The reason the Parshat Zachor falls on the Shabbat before the Purim feast, is because it is here, 600 years later, that a stunning arrangement of circumstances occurs.
Providentially, Mordechai and Esther, Benjaminites from the lineage of Saul, find themselves positioned in the royal family, with Esther as queen. Esther is called for such a time as this – that she might help spare the lives of their people. They work together to courageously thwart the plans of the wicked Haman, who is coincidentally (or not) from the lineage of the King Agag – yes, the same Agag spared by King Saul – in a reversal of the story of their ancestors.
The importance of the greater narrative of the Amalekites circles back the first battle in which scripture says, “the Lord will have war with Amalek from generation to generation.”
Saul’s neglect to exercise justice at the prescribed command of the Lord left future generations open to attack. This leaves us with a lesson on the consequences of confusing mercy with the need for justice.
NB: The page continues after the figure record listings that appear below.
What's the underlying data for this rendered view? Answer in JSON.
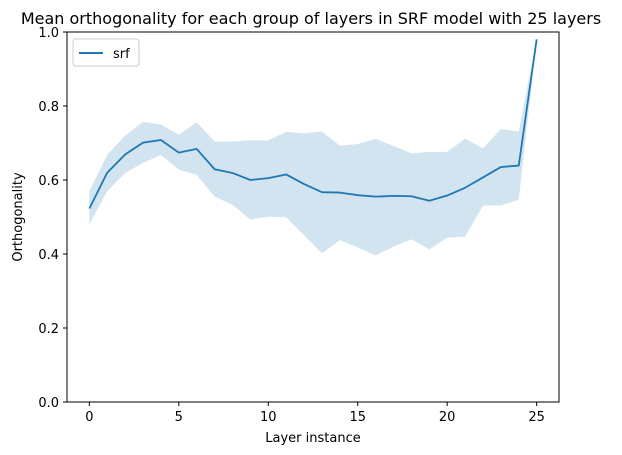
{
  "chart_data": {
    "type": "line",
    "title": "Mean orthogonality for each group of layers in SRF model with 25 layers",
    "xlabel": "Layer instance",
    "ylabel": "Orthogonality",
    "xlim": [
      -1.25,
      26.25
    ],
    "ylim": [
      0.0,
      1.0
    ],
    "xticks": [
      0,
      5,
      10,
      15,
      20,
      25
    ],
    "yticks": [
      0.0,
      0.2,
      0.4,
      0.6,
      0.8,
      1.0
    ],
    "ytick_labels": [
      "0.0",
      "0.2",
      "0.4",
      "0.6",
      "0.8",
      "1.0"
    ],
    "legend_position": "top-left",
    "grid": false,
    "colors": {
      "line": "#1f77b4",
      "band": "#1f77b4"
    },
    "series": [
      {
        "name": "srf",
        "x": [
          0,
          1,
          2,
          3,
          4,
          5,
          6,
          7,
          8,
          9,
          10,
          11,
          12,
          13,
          14,
          15,
          16,
          17,
          18,
          19,
          20,
          21,
          22,
          23,
          24,
          25
        ],
        "y": [
          0.523,
          0.62,
          0.669,
          0.701,
          0.708,
          0.674,
          0.684,
          0.629,
          0.619,
          0.6,
          0.605,
          0.615,
          0.589,
          0.567,
          0.566,
          0.559,
          0.555,
          0.557,
          0.556,
          0.544,
          0.558,
          0.579,
          0.607,
          0.635,
          0.639,
          0.98
        ],
        "lower": [
          0.48,
          0.57,
          0.619,
          0.646,
          0.668,
          0.628,
          0.614,
          0.555,
          0.533,
          0.493,
          0.501,
          0.499,
          0.451,
          0.402,
          0.437,
          0.418,
          0.396,
          0.42,
          0.44,
          0.412,
          0.444,
          0.447,
          0.531,
          0.531,
          0.547,
          0.98
        ],
        "upper": [
          0.57,
          0.668,
          0.72,
          0.757,
          0.75,
          0.722,
          0.756,
          0.704,
          0.704,
          0.707,
          0.707,
          0.73,
          0.726,
          0.731,
          0.693,
          0.697,
          0.711,
          0.692,
          0.672,
          0.676,
          0.676,
          0.712,
          0.685,
          0.738,
          0.731,
          0.98
        ]
      }
    ]
  }
}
While the physical descendants of the Amalekites are unknown today, this existential battle persists through the ideological descendants of Amalek. Each generation has to contend with this spirit of antisemitism that began in ancient times.
The process of remembering is not one of merely looking backwards, but rather that of a spiral, cycling around every year – and every generation – while simultaneously moving forward.
Prime Minister Netanyahu was not inciting genocide. Rather, he was participating in the tradition of his people, calling them into the command to remember the evil that was done to them, and bringing the Hamas attack into the greater context of Jewish history.
The events of Oct. 7 showed us just how greatly Hamas exemplifies a spirit of Amalek, attacking the weak and vulnerable of Israel, in ways unimaginable.
In the face of such evil, neither South Africa, the ICJ, the antisemitic left or right – not anyone, for that matter – should have the public support of taking this tradition of Jewish thought, a framework for processing the suffering of their past, and spinning it against them.
This, in itself, comes in a spirit of Amalek.
If we are to take cues from Esther on how to find Amalek’s defeat, the answer begins with the courage to recognize these evils, and say so.
Not only is this accusation of genocidal incitement a distortion, it’s just plain wrong.